Summary
AEI piece drawing on economist James Bessen’s research to challenge the naive “machines steal jobs” narrative. ATMs reduced tellers per branch from 21 to 13 — but simultaneously made branches cheaper to open, so banks opened more branches, and the total number of tellers increased since 2000. The same dynamic appears in cashiers after barcode scanners, paralegals after e-discovery software, and weavers after 19th-century textile automation.
Key Points
- The ATM paradox: ATMs cut tellers per branch by ~38%. But cheaper branches → more branches. Net result: teller employment grew faster than the labor force from 2000 onward (data through publication date). The BLS projects 8% decline over the next decade — not 80%.
- Bessen’s general pattern: Across many industries, labor-saving technology changes the job rather than eliminating it. Tellers shifted from cash-handling to “customer relationship team” — higher interpersonal skill, more college graduates hired, higher wages.
- Historical parallel: 19th century textile automation mechanized almost all weaving tasks, yet weavers continued to grow for decades as lower cloth prices drove higher demand.
- The mechanism: Technology lowers unit costs → lower prices → higher demand → more total output → more workers needed at the new output level. This is Baumol’s productivity paradox in reverse — automation can create demand-driven job growth.
- The limit: “This doesn’t mean the numbers of bank tellers will continue to grow forever.” BLS then projected 8% decline as online/mobile banking reduces branch visits. The technology eventually catches up — but on a longer timeline than assumed.
Newsletter Angles
- Mechanical Turk Pattern counter-narrative: The ATM story is the optimistic case the Mechanical Turk Pattern can’t explain. Ghost work (hidden humans behind AI) is the pessimistic version; ATMs are the optimistic version. Both are real — the question is which dynamic dominates for any given technology.
- Dynamic pricing and AI parallel: If AI dynamic pricing lowers consumer costs and increases volume (like ATMs lowered branch costs and increased branch count), does it create more service jobs? Or does it increase capacity without adding jobs? The ATM story is a framework for thinking through these second-order effects.

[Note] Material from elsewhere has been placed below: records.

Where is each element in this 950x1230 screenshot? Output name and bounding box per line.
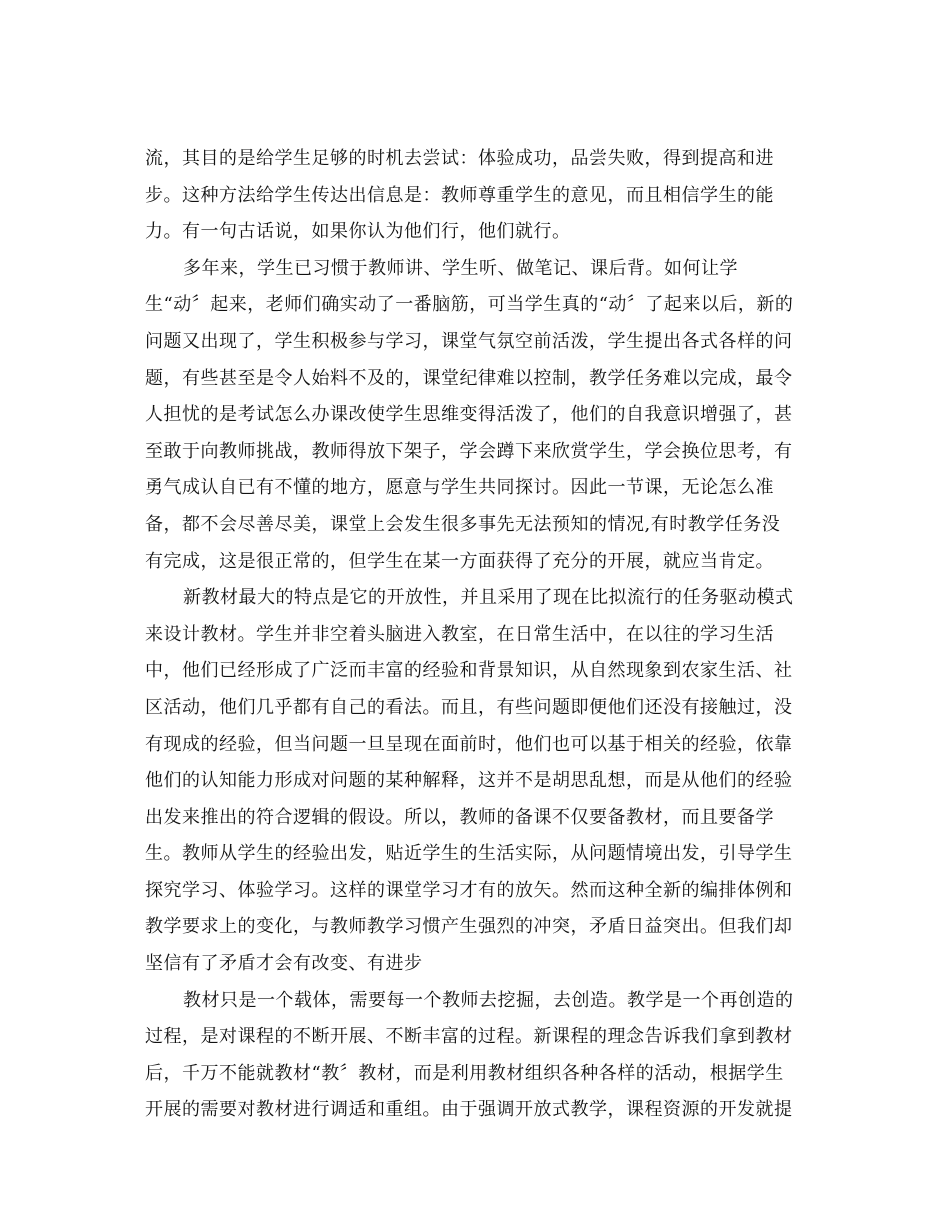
text-line: 题，有些甚至是令人始料不及的，课堂纪律难以控制，教学任务难以完成，最令: [145, 367, 793, 389]
text-line: 开展的需要对教材进行调适和重组。由于强调开放式教学，课程资源的开发就提: [145, 1099, 793, 1121]
text-line: 来设计教材。学生并非空着头脑进入教室，在日常生活中，在以往的学习生活: [145, 623, 774, 645]
text-line: 勇气成认自已有不懂的地方，愿意与学生共同探讨。因此一节课，无论怎么准: [145, 477, 774, 499]
text-line: 有完成，这是很正常的，但学生在某一方面获得了充分的开展，就应当肯定。: [145, 550, 774, 572]
text-line: 区活动，他们几乎都有自己的看法。而且，有些问题即便他们还没有接触过，没: [145, 696, 793, 718]
paragraph-start-line: 教材只是一个载体，需要每一个教师去挖掘，去创造。教学是一个再创造的: [183, 989, 794, 1011]
text-line: 他们的认知能力形成对问题的某种解释，这并不是胡思乱想，而是从他们的经验: [145, 770, 793, 792]
text-line: 中，他们已经形成了广泛而丰富的经验和背景知识，从自然现象到农家生活、社: [145, 660, 793, 682]
text-line: 力。有一句古话说，如果你认为他们行，他们就行。: [145, 221, 571, 243]
document-body: [145, 141, 800, 1129]
text-line: 过程，是对课程的不断开展、不断丰富的过程。新课程的理念告诉我们拿到教材: [145, 1026, 793, 1048]
text-line: 至敢于向教师挑战，教师得放下架子，学会蹲下来欣赏学生，学会换位思考，有: [145, 440, 793, 462]
text-line: 坚信有了矛盾才会有改变、有进步: [145, 953, 423, 975]
text-line: 有现成的经验，但当问题一旦呈现在面前时，他们也可以基于相关的经验，依靠: [145, 733, 793, 755]
text-line: 出发来推出的符合逻辑的假设。所以，教师的备课不仅要备教材，而且要备学: [145, 806, 774, 828]
text-line: 探究学习、体验学习。这样的课堂学习才有的放矢。然而这种全新的编排体例和: [145, 879, 793, 901]
paragraph-start-line: 多年来，学生已习惯于教师讲、学生听、做笔记、课后背。如何让学: [183, 257, 738, 279]
text-line: 生“动〞起来，老师们确实动了一番脑筋，可当学生真的“动〞了起来以后，新的: [145, 294, 794, 316]
text-line: 问题又出现了，学生积极参与学习，课堂气氛空前活泼，学生提出各式各样的问: [145, 330, 793, 352]
text-line: 生。教师从学生的经验出发，贴近学生的生活实际，从问题情境出发，引导学生: [145, 843, 793, 865]
text-line: 流，其目的是给学生足够的时机去尝试：体验成功，品尝失败，得到提高和进: [145, 148, 774, 169]
text-line: 后，千万不能就教材“教〞教材，而是利用教材组织各种各样的活动，根据学生: [145, 1062, 784, 1084]
text-line: 人担忧的是考试怎么办课改使学生思维变得活泼了，他们的自我意识增强了，甚: [145, 404, 793, 426]
text-line: 步。这种方法给学生传达出信息是：教师尊重学生的意见，而且相信学生的能: [145, 184, 774, 206]
text-line: 备，都不会尽善尽美，课堂上会发生很多事先无法预知的情况,有时教学任务没: [145, 513, 781, 535]
text-line: 教学要求上的变化，与教师教学习惯产生强烈的冲突，矛盾日益突出。但我们却: [145, 916, 793, 938]
paragraph-start-line: 新教材最大的特点是它的开放性，并且采用了现在比拟流行的任务驱动模式: [183, 587, 794, 609]
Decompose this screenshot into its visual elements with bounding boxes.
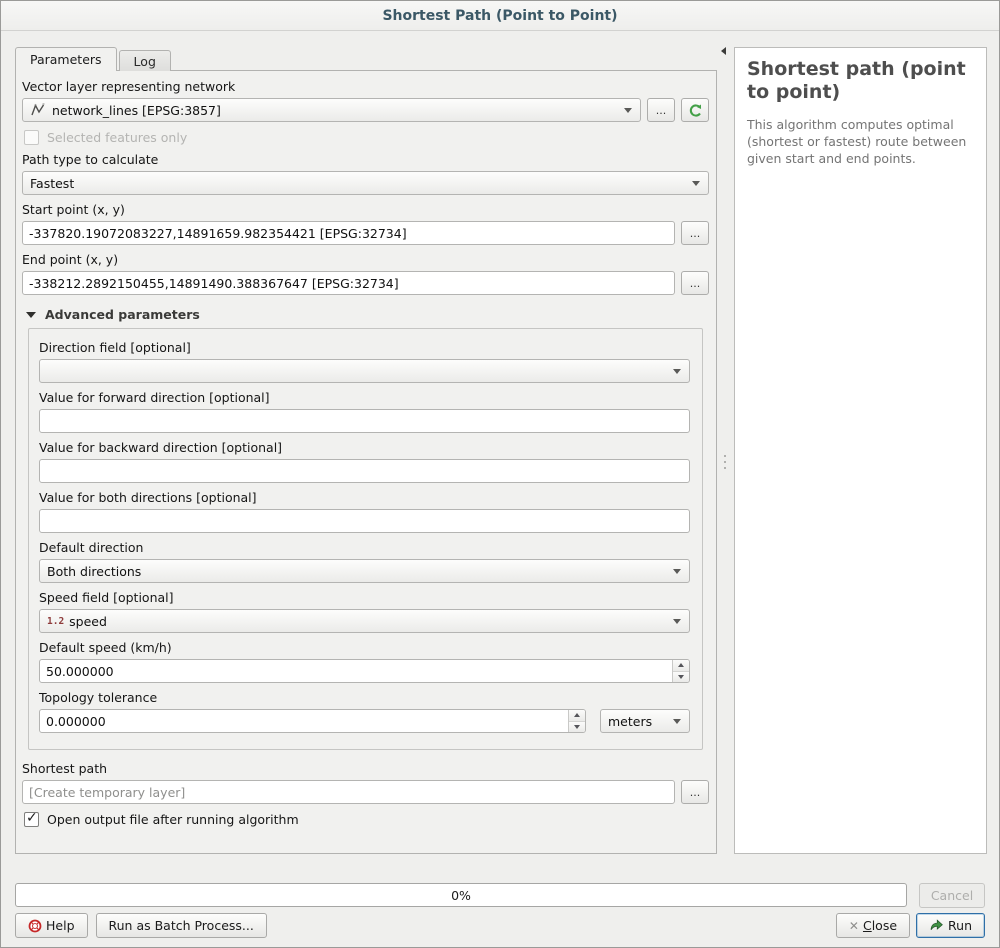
line-layer-icon — [30, 102, 46, 118]
start-point-label: Start point (x, y) — [22, 202, 125, 217]
spin-up-button[interactable] — [569, 710, 585, 721]
iterate-icon — [688, 103, 703, 118]
progress-value: 0% — [451, 887, 471, 903]
help-button[interactable] — [15, 913, 88, 938]
open-output-label: Open output file after running algorithm — [47, 812, 299, 827]
start-point-input[interactable] — [22, 221, 675, 245]
selected-features-checkbox[interactable] — [24, 130, 39, 145]
chevron-down-icon — [692, 181, 700, 186]
topology-tolerance-input[interactable] — [39, 709, 586, 733]
ellipsis-label: ... — [689, 785, 701, 799]
direction-field-combobox[interactable] — [39, 359, 690, 383]
parameters-panel — [15, 70, 717, 854]
help-label: Help — [46, 918, 75, 933]
spin-up-icon — [678, 663, 684, 667]
path-type-combobox[interactable] — [22, 171, 709, 195]
close-button[interactable] — [836, 913, 910, 938]
spin-up-button[interactable] — [673, 660, 689, 671]
help-icon — [28, 919, 42, 933]
chevron-down-icon — [673, 719, 681, 724]
chevron-down-icon — [673, 569, 681, 574]
direction-field-label: Direction field [optional] — [39, 340, 191, 355]
topology-tolerance-spinbox — [39, 709, 586, 733]
spin-buttons — [568, 710, 585, 732]
dialog-title: Shortest Path (Point to Point) — [382, 7, 618, 24]
backward-value-input[interactable] — [39, 459, 690, 483]
ellipsis-label: ... — [689, 226, 701, 240]
button-row — [15, 913, 985, 938]
start-point-browse-button[interactable] — [681, 221, 709, 245]
topology-tolerance-label: Topology tolerance — [39, 690, 158, 705]
chevron-down-icon — [673, 369, 681, 374]
tab-widget — [15, 47, 717, 854]
run-button[interactable] — [916, 913, 985, 938]
default-speed-label: Default speed (km/h) — [39, 640, 172, 655]
selected-features-row — [24, 130, 709, 145]
tab-log[interactable] — [119, 50, 171, 71]
advanced-parameters-box — [28, 328, 703, 750]
output-path-input[interactable] — [22, 780, 675, 804]
forward-value-label: Value for forward direction [optional] — [39, 390, 270, 405]
tab-parameters-label: Parameters — [30, 52, 102, 67]
network-layer-label: Vector layer representing network — [22, 79, 236, 94]
speed-field-label: Speed field [optional] — [39, 590, 174, 605]
splitter-handle-dots — [724, 451, 726, 473]
advanced-parameters-header[interactable] — [26, 307, 709, 322]
spin-down-icon — [678, 675, 684, 679]
tab-log-label: Log — [133, 53, 156, 69]
default-direction-combobox[interactable] — [39, 559, 690, 583]
ellipsis-label: ... — [689, 276, 701, 290]
tolerance-units-value: meters — [608, 713, 653, 729]
default-direction-value: Both directions — [47, 563, 142, 579]
default-direction-label: Default direction — [39, 540, 144, 555]
progress-bar — [15, 883, 907, 907]
progress-row — [15, 883, 985, 907]
help-title: Shortest path (point to point) — [747, 58, 966, 103]
network-layer-browse-button[interactable] — [647, 98, 675, 122]
tab-parameters[interactable] — [15, 47, 117, 71]
default-speed-spinbox — [39, 659, 690, 683]
open-output-row — [24, 812, 709, 827]
both-value-label: Value for both directions [optional] — [39, 490, 257, 505]
open-output-checkbox[interactable] — [24, 812, 39, 827]
spin-down-icon — [574, 725, 580, 729]
iterate-layer-button[interactable] — [681, 98, 709, 122]
run-label: Run — [948, 918, 972, 933]
spin-down-button[interactable] — [673, 671, 689, 683]
network-layer-value: network_lines [EPSG:3857] — [52, 102, 221, 118]
panel-splitter[interactable] — [717, 47, 734, 854]
close-icon: ✕ — [848, 918, 859, 933]
end-point-label: End point (x, y) — [22, 252, 119, 267]
help-panel — [734, 47, 987, 854]
tolerance-units-combobox[interactable] — [600, 709, 690, 733]
chevron-down-icon — [624, 108, 632, 113]
collapse-panel-icon[interactable] — [721, 47, 726, 55]
advanced-parameters-title: Advanced parameters — [45, 307, 200, 322]
help-body: This algorithm computes optimal (shortest or fastest) route between given start and end points. — [747, 116, 967, 167]
selected-features-label: Selected features only — [47, 130, 188, 145]
end-point-browse-button[interactable] — [681, 271, 709, 295]
titlebar — [1, 1, 999, 31]
spin-buttons — [672, 660, 689, 682]
both-value-input[interactable] — [39, 509, 690, 533]
path-type-label: Path type to calculate — [22, 152, 159, 167]
forward-value-input[interactable] — [39, 409, 690, 433]
cancel-button[interactable] — [919, 883, 985, 908]
default-speed-input[interactable] — [39, 659, 690, 683]
output-label: Shortest path — [22, 761, 108, 776]
path-type-value: Fastest — [30, 175, 75, 191]
backward-value-label: Value for backward direction [optional] — [39, 440, 283, 455]
run-as-batch-button[interactable] — [96, 913, 267, 938]
output-browse-button[interactable] — [681, 780, 709, 804]
speed-field-combobox[interactable] — [39, 609, 690, 633]
network-layer-combobox[interactable] — [22, 98, 641, 122]
chevron-down-icon — [673, 619, 681, 624]
batch-label: Run as Batch Process... — [108, 918, 254, 933]
run-icon — [929, 918, 944, 933]
spin-up-icon — [574, 713, 580, 717]
cancel-label: Cancel — [930, 888, 974, 903]
tab-bar — [15, 47, 171, 71]
section-collapse-icon — [26, 312, 36, 318]
end-point-input[interactable] — [22, 271, 675, 295]
close-label: Close — [862, 918, 898, 933]
speed-field-value: speed — [69, 613, 107, 629]
decimal-field-icon: 1.2 — [47, 615, 65, 627]
ellipsis-label: ... — [655, 103, 667, 117]
spin-down-button[interactable] — [569, 721, 585, 733]
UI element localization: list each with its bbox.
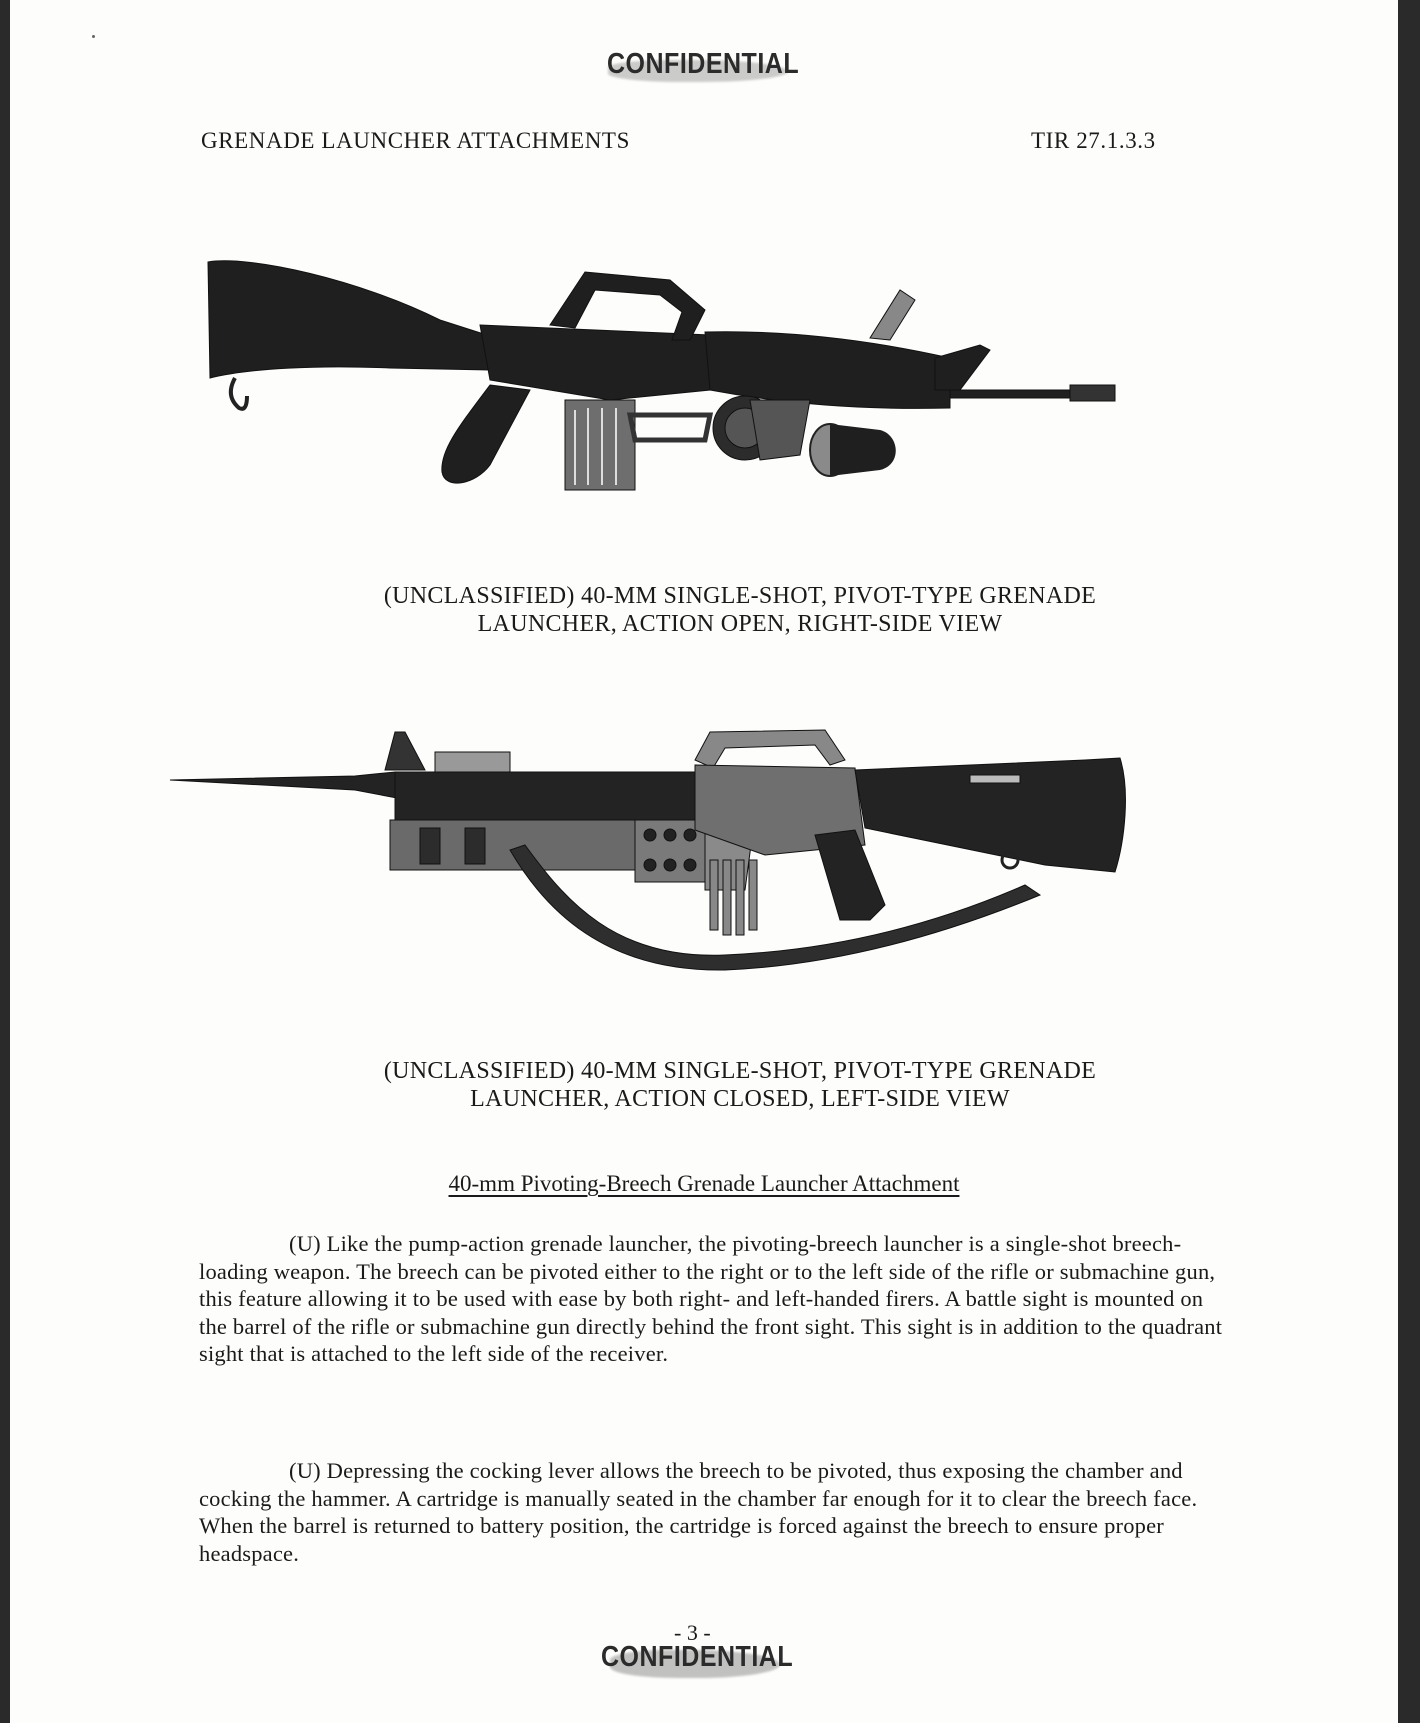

- LLM as teller replacement: Are LLMs to knowledge workers what ATMs were to tellers? The optimistic reading says knowledge workers will shift to higher-value interpersonal and judgment tasks. The pessimistic reading says cognitive tasks are different — language models don’t just handle transactions, they handle the interpersonal parts too.
Entities Mentioned
No specific entities — the article uses ATMs, banks, and tellers as industry-level case study.
Concepts Mentioned
- Mechanical Turk Pattern — the ATM story is the contrast case: visible automation that increases rather than hides labor demand
- Dynamic Pricing AI — the demand-creation mechanism (lower cost → higher demand → more workers) applies to AI pricing optimization analysis
- Leverage Erasure Through Automation — the ATM case is the counter-example: automation raised teller wages and skill requirements rather than eliminating leverage
Quotes
“The impact of the ATM machine was not to destroy tellers, actually it was to increase it.” — James Bessen
“The labor-saving technology actually created more jobs. This is in fact a much more general pattern.”
“What the ATM machine did was effectively change the job of the bank teller into one where they are more of a marketing person.”
Notes
AEI piece from 2016 — written before the current AI wave. The data is accurate for the period it covers. The BLS’s then-projected 8% teller decline has likely materialized since 2016 as mobile banking grew. The piece is valuable as a framework for thinking about automation dynamics, not as current data.